Variance-Covariance Regularization Improves Representation Learning
This work addresses the transfer learning bottleneck in machine learning by providing a universally applicable regularization framework that enhances feature transferability across domains.
The paper tackles the problem of conventional supervised pretraining undermining feature transferability by adapting a self-supervised learning regularization technique to supervised learning, introducing Variance-Covariance Regularization (VCReg) to encourage high-variance, low-covariance representations. The method achieves state-of-the-art performance across numerous image and video transfer learning tasks and datasets, and also improves performance in long-tail learning and hierarchical classification scenarios.
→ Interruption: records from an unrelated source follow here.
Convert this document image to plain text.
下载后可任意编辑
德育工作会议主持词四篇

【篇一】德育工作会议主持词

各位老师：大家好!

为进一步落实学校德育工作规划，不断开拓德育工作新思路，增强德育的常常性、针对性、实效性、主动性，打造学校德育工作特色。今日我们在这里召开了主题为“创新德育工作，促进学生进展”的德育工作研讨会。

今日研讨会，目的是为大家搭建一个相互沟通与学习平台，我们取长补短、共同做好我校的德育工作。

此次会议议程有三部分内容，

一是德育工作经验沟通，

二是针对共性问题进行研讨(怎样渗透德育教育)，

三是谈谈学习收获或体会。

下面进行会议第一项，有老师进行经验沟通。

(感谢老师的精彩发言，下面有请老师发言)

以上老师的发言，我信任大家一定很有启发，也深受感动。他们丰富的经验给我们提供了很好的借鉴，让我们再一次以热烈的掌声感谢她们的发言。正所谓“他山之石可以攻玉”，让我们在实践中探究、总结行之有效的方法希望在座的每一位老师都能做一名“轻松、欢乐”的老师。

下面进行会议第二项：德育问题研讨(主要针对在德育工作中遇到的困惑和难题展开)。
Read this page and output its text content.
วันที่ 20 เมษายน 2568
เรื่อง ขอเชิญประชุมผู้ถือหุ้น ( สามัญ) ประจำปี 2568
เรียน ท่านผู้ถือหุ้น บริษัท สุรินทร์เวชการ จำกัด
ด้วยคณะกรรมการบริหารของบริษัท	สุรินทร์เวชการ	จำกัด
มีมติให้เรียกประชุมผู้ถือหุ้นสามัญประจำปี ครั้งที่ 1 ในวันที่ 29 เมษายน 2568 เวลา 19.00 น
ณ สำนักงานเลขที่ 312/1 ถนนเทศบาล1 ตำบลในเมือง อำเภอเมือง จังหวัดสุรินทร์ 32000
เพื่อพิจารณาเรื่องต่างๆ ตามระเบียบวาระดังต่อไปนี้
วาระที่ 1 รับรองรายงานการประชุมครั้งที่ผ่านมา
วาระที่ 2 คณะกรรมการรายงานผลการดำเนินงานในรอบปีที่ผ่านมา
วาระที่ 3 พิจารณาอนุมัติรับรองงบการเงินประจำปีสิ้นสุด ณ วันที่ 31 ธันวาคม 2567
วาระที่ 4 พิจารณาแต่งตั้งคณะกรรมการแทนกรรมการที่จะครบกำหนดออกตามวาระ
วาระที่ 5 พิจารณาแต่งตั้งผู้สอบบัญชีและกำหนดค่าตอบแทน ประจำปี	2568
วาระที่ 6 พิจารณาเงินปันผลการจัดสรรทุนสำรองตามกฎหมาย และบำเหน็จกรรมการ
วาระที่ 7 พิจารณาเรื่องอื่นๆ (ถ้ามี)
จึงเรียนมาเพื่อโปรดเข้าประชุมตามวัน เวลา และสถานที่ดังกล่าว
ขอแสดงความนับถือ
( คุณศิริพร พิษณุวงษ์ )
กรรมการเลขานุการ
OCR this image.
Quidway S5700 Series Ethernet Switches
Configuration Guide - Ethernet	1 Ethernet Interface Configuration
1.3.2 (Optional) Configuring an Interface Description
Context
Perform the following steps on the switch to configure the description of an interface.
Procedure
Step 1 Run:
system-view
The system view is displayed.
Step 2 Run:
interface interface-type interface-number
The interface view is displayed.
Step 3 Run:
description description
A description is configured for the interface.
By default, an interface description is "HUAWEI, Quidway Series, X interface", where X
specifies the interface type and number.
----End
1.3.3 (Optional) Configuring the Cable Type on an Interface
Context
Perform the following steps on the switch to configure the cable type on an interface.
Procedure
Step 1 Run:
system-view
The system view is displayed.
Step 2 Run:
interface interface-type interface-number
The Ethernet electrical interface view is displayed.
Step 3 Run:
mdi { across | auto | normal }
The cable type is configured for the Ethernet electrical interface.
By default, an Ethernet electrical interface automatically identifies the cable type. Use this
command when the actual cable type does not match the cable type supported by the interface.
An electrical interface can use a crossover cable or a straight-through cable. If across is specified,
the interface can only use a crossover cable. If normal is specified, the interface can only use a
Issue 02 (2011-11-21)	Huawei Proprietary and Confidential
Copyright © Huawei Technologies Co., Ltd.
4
Transfer learning plays a key role in advancing machine learning models, yet conventional supervised pretraining often undermines feature transferability by prioritizing features that minimize the pretraining loss. In this work, we adapt a self-supervised learning regularization technique from the VICReg method to supervised learning contexts, introducing Variance-Covariance Regularization (VCReg). This adaptation encourages the network to learn high-variance, low-covariance representations, promoting learning more diverse features. We outline best practices for an efficient implementation of our framework, including applying it to the intermediate representations. Through extensive empirical evaluation, we demonstrate that our method significantly enhances transfer learning for images and videos, achieving state-of-the-art performance across numerous tasks and datasets. VCReg also improves performance in scenarios like long-tail learning and hierarchical classification. Additionally, we show its effectiveness may stem from its success in addressing challenges like gradient starvation and neural collapse. In summary, VCReg offers a universally applicable regularization framework that significantly advances transfer learning and highlights the connection between gradient starvation, neural collapse, and feature transferability.